A Senate committee has recommended that there be a conscience vote on marriage equality and called on the Senate to pass legislation to allow same-sex couples to marry.

The committee received over 46,000 pro-marriage equality submissions, making up nearly 60 percent of all submissions received.

The six member committee voted four to two in support of recommending changes to the Marriage Act to accommodate same-sex marriages. Liberal senators Sue Boyce  and Simon Birmingham were among those that backed the changes.

“We hope that in time the Liberal Party will also allow a conscience or free vote on the subject of same-sex marriage for its members and senators,” the pair wrote in the report.

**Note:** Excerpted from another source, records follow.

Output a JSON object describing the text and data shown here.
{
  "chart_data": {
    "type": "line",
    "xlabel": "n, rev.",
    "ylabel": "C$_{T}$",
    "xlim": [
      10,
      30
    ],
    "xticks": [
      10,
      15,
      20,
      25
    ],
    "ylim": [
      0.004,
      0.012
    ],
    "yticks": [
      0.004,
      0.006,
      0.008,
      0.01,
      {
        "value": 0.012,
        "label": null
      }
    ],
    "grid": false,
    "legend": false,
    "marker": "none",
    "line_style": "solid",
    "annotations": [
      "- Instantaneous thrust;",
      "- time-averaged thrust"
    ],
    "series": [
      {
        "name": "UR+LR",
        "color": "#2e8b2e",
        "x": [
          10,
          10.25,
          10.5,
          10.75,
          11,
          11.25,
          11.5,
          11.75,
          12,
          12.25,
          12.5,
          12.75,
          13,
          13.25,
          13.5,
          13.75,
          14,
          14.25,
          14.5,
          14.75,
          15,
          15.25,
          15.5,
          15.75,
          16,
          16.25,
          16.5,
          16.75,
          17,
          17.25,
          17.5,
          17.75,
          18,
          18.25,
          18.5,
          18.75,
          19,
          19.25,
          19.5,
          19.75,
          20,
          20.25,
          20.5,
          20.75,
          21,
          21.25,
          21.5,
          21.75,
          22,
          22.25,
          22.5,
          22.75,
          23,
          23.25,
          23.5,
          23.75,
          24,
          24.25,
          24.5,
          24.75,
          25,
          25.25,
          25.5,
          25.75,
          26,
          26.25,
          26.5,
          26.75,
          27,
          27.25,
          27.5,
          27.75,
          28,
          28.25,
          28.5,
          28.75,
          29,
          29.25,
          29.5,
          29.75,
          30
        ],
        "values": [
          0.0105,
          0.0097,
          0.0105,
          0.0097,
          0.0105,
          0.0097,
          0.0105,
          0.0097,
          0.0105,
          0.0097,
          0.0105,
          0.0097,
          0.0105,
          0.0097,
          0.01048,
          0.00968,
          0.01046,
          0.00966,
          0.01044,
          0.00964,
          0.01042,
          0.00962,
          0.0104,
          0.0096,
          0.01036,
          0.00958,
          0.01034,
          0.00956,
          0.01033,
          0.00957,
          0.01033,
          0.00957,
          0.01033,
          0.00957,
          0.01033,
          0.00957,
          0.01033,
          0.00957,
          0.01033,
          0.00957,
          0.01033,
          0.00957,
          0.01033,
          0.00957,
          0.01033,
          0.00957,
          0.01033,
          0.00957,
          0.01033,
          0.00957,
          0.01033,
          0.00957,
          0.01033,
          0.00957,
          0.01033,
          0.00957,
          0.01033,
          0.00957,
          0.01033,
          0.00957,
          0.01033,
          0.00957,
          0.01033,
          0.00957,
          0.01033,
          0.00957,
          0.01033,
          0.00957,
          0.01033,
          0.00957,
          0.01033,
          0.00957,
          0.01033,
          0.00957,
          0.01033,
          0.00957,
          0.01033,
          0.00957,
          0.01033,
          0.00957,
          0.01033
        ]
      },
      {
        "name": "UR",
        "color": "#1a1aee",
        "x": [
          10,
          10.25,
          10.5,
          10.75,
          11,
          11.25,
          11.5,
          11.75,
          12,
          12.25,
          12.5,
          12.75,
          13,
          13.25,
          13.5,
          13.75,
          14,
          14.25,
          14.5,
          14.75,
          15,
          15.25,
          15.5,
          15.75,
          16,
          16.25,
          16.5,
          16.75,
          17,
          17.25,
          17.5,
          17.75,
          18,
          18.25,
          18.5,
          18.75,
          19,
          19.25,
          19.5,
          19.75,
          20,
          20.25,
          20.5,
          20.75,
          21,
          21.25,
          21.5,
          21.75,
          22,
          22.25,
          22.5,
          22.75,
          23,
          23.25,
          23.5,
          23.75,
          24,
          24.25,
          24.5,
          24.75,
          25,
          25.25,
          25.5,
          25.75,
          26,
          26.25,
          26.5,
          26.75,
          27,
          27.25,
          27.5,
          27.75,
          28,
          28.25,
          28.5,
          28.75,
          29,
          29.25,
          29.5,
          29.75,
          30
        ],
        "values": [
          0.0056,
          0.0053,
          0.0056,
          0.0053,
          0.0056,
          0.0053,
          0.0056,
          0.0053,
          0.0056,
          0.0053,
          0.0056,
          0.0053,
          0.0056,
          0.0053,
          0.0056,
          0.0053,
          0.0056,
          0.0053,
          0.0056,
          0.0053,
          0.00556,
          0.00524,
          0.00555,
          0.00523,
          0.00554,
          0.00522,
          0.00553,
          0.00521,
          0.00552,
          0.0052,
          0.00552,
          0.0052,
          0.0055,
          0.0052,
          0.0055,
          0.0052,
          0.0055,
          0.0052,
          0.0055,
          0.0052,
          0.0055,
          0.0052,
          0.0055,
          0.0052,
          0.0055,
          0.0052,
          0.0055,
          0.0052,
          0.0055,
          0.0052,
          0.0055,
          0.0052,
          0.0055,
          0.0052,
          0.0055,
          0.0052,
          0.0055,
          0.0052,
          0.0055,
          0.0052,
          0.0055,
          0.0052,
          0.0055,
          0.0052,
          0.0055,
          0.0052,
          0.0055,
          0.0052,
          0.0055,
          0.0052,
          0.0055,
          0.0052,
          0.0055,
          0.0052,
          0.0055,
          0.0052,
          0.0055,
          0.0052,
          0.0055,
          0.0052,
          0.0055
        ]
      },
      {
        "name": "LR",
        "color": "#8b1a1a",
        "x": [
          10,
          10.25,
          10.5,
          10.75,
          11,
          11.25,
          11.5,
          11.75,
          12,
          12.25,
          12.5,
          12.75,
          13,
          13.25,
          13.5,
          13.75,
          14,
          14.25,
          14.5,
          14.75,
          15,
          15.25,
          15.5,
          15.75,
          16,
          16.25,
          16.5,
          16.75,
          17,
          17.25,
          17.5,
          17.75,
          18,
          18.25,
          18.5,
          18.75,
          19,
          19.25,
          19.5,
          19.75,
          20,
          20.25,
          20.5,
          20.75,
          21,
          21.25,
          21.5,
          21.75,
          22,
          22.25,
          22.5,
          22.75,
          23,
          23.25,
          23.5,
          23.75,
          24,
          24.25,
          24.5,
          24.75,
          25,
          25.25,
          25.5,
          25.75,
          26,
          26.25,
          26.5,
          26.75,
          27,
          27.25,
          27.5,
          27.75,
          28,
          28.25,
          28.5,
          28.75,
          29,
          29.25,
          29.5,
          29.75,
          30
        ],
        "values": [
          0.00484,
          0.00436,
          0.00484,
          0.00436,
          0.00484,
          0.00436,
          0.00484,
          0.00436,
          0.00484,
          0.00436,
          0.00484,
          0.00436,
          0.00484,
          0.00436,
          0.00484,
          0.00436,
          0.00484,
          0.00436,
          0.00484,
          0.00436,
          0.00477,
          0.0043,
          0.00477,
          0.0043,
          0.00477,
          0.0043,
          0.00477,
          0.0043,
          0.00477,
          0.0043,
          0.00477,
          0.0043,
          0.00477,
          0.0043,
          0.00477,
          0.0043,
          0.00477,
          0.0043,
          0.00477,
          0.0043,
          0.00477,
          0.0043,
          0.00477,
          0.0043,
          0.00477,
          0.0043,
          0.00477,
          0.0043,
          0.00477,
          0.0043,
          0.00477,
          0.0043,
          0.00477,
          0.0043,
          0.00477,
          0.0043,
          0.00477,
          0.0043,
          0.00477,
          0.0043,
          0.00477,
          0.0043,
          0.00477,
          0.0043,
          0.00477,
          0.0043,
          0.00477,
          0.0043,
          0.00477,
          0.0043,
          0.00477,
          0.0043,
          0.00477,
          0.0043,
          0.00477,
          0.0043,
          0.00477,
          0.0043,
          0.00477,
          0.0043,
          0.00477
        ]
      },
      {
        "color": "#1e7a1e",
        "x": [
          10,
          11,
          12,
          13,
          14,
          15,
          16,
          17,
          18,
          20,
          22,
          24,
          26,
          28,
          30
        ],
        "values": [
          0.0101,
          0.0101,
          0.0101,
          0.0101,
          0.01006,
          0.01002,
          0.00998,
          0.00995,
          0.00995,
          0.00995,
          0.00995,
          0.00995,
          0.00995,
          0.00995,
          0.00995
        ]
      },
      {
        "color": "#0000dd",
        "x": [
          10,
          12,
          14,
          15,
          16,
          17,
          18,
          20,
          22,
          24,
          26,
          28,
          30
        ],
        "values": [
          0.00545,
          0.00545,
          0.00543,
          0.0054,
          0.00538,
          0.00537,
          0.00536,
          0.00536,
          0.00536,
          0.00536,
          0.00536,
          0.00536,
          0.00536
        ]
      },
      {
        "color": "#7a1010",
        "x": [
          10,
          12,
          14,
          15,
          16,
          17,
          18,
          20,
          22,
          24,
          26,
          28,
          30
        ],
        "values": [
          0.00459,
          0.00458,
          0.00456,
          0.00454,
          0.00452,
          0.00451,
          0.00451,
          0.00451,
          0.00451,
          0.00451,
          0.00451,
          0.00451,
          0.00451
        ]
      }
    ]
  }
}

Labor senator Trish Crossin tabled the Senate Legal and Constitutional Affairs Legislation Committee’s inquiry report yesterday which looked at Australian Greens Senator Sarah Hanson-Young’s private members bill on the issue.

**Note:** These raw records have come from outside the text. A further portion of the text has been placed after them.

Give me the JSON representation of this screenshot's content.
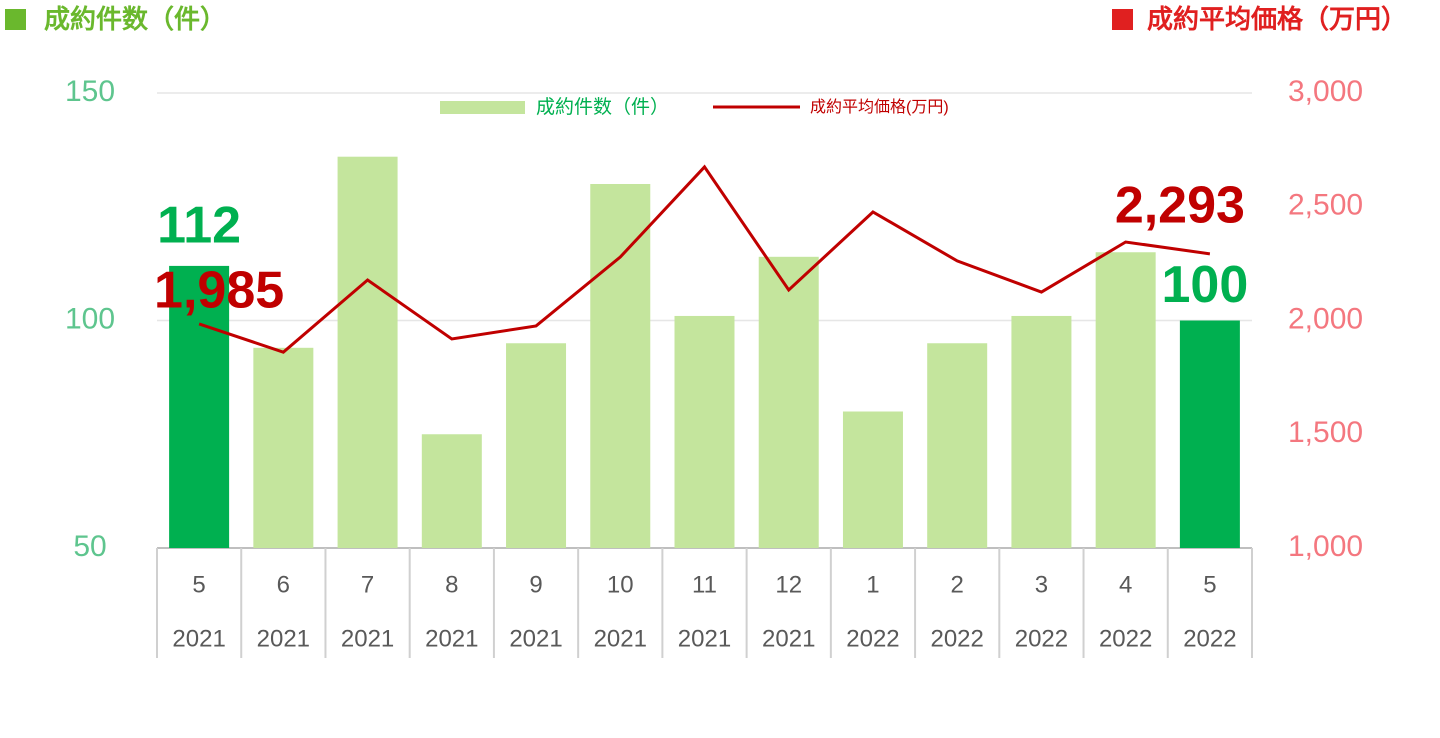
{
  "chart_data": {
    "type": "bar_line",
    "left_axis_title": "成約件数（件）",
    "right_axis_title": "成約平均価格（万円）",
    "left_title_color": "#6ab82d",
    "right_title_color": "#e02020",
    "categories": [
      [
        "5",
        "2021"
      ],
      [
        "6",
        "2021"
      ],
      [
        "7",
        "2021"
      ],
      [
        "8",
        "2021"
      ],
      [
        "9",
        "2021"
      ],
      [
        "10",
        "2021"
      ],
      [
        "11",
        "2021"
      ],
      [
        "12",
        "2021"
      ],
      [
        "1",
        "2022"
      ],
      [
        "2",
        "2022"
      ],
      [
        "3",
        "2022"
      ],
      [
        "4",
        "2022"
      ],
      [
        "5",
        "2022"
      ]
    ],
    "series": [
      {
        "name": "成約件数（件）",
        "type": "bar",
        "color": "#c4e59d",
        "colors": [
          "#00b050",
          "#c4e59d",
          "#c4e59d",
          "#c4e59d",
          "#c4e59d",
          "#c4e59d",
          "#c4e59d",
          "#c4e59d",
          "#c4e59d",
          "#c4e59d",
          "#c4e59d",
          "#c4e59d",
          "#00b050"
        ],
        "label_color": "#00b050",
        "values": [
          112,
          94,
          136,
          75,
          95,
          130,
          101,
          114,
          80,
          95,
          101,
          115,
          100
        ],
        "value_labels": [
          "112",
          null,
          null,
          null,
          null,
          null,
          null,
          null,
          null,
          null,
          null,
          null,
          "100"
        ]
      },
      {
        "name": "成約平均価格(万円)",
        "type": "line",
        "axis": "y2",
        "color": "#c00000",
        "label_color": "#c00000",
        "values": [
          1985,
          1861,
          2178,
          1919,
          1976,
          2279,
          2675,
          2134,
          2477,
          2262,
          2125,
          2345,
          2293
        ],
        "value_labels": [
          "1,985",
          null,
          null,
          null,
          null,
          null,
          null,
          null,
          null,
          null,
          null,
          null,
          "2,293"
        ]
      }
    ],
    "ylim": [
      50,
      150
    ],
    "yticks": [
      50,
      100,
      150
    ],
    "y2lim": [
      1000,
      3000
    ],
    "y2ticks": [
      {
        "value": 1000,
        "label": "1,000"
      },
      {
        "value": 1500,
        "label": "1,500"
      },
      {
        "value": 2000,
        "label": "2,000"
      },
      {
        "value": 2500,
        "label": "2,500"
      },
      {
        "value": 3000,
        "label": "3,000"
      }
    ],
    "ytick_color": "#5ec58e",
    "y2tick_color": "#f4777f",
    "grid": true
  }
}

“This will be a defining day in the social fabric and the history of the nation when it comes to equality for same sex couples,” Crossin told the Senate.

Australian Marriage Equality national convenor Alex Greenwich said this was the first time that a federal parliamentary committee had given its unequivocal endorsement for marriage equality.

“This is a watershed moment in the marriage equality debate because Coalition, Labor and Greens members of the Senate Legal and Constitutional Affairs Committee have joined forces to help progress a reform a majority of Australians want,” Greenwich said.

“This report has given voice to the very powerful conservative case for same-sex marriage, and has also called on Mr Abbott to allow members of the Coalition the opportunity to vote for reform and express their support for marriage equality as conservatives.”

The recommendation follows the House of Representatives inquiry into the two marriage equality bills introduced by Greens MP Adam Bandt and Labor MP Stephen Jones. It did not give a recommendation of which way MPs should vote.